Tutt’ad un tratto le farneticazioni di Zackarya sembravano meno folli.

VI

All’alba del giorno seguente la radio riparata iniziò a trasmettere. Dopo aver lanciato una richiesta di soccorso verso il campo base, il soldato Smith ricevette l’ordine di demilitarizzare la zona. Alla richiesta di chiarimenti sulle motivazioni, l’ufficiale accennò a un massiccio e organizzato attacco suicida che aveva colpito diverse città in tutta la zona. E con voce sconvolta aggiunse: «…dei bambini, soldato, capisci? Bambini!»
«Cosa hanno fatto ai bambini, signore? Passo.», urlò Smith al microfono.
«…e anche alcuni dei nostri… Non ha senso!»
«Signore, vuole dirmi cosa cazzo è successo? Passo!»
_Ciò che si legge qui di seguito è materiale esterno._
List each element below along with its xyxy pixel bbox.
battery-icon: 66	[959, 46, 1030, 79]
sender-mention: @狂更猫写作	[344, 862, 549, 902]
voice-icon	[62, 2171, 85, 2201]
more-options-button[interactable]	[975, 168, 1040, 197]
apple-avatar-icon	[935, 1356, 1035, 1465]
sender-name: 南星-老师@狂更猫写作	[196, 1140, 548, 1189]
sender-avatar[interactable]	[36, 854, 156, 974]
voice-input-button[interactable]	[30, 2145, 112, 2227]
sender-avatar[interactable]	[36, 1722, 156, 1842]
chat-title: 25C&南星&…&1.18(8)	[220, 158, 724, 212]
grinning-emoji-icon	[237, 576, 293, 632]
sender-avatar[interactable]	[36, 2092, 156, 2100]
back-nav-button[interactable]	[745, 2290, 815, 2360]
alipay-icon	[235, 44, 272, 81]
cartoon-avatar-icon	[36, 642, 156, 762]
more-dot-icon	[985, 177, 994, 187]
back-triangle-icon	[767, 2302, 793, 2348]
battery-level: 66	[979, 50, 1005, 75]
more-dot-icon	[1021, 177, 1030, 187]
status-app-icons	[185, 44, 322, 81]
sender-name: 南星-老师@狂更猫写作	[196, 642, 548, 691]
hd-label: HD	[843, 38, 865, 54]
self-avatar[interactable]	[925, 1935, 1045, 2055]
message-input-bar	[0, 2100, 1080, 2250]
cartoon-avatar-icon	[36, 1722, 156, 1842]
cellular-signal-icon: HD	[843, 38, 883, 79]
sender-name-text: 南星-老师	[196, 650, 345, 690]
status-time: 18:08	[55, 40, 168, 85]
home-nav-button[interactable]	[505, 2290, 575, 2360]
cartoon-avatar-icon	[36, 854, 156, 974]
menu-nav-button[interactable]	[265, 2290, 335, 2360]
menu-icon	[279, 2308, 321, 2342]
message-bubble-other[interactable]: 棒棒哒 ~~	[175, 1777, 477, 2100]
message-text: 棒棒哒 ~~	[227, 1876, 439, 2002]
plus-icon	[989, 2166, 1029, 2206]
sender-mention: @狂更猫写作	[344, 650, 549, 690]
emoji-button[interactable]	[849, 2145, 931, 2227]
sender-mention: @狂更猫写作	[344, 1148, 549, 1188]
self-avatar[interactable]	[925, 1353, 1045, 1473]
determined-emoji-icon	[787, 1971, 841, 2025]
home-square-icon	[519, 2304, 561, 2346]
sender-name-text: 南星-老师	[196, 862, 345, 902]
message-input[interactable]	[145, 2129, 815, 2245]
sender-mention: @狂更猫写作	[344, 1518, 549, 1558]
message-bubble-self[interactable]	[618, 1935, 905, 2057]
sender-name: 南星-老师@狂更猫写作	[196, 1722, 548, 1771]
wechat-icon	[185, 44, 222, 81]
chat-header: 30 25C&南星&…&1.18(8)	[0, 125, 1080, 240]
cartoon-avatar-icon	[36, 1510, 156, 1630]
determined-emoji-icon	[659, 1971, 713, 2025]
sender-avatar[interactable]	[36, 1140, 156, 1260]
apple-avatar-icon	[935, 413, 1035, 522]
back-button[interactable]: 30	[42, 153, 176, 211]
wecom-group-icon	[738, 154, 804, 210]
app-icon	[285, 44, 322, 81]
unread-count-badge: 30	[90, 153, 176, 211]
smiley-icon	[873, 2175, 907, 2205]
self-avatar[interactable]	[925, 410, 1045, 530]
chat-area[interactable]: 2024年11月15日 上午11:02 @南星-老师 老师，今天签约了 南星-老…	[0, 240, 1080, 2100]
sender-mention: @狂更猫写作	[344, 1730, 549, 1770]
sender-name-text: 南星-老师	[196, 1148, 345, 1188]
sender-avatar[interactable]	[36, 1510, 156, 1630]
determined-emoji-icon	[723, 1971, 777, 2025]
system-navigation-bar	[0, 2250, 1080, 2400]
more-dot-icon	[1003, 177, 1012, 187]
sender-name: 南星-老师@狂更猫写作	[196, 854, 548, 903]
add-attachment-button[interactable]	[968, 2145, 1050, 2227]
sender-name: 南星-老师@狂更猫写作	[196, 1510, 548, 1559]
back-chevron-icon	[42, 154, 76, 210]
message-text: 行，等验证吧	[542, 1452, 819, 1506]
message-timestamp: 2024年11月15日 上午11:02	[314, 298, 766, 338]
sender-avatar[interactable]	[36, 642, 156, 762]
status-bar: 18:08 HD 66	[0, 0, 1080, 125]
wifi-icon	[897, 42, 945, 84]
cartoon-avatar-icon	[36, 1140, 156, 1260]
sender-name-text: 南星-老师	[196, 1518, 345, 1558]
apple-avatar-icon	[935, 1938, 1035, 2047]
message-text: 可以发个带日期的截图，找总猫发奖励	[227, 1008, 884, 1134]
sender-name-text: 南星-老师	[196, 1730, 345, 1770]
«Io so soltanto quello che ho visto coi miei occhi. Il palazzo del Governo Provvisorio è distrutto. Un biplano della Croce Rossa, carico di C4, gli si è schiantato contro. E…li ho visti…quel che ne restava…due bambini… Chi può far fare questo a dei bambini? Oh, Dio…Tornate alla base, ragazzi, e in fretta o…non so se stasera ne avrete ancora la possibilità. Guardatevi le spalle! Passo e chiudo.»
La comunicazione si interruppe bruscamente, proprio un attimo prima che dei colpi di mitra risuonassero nell’aria. I miliziani ribelli circondarono il campo e in breve gli infedeli furono tutti trucidati.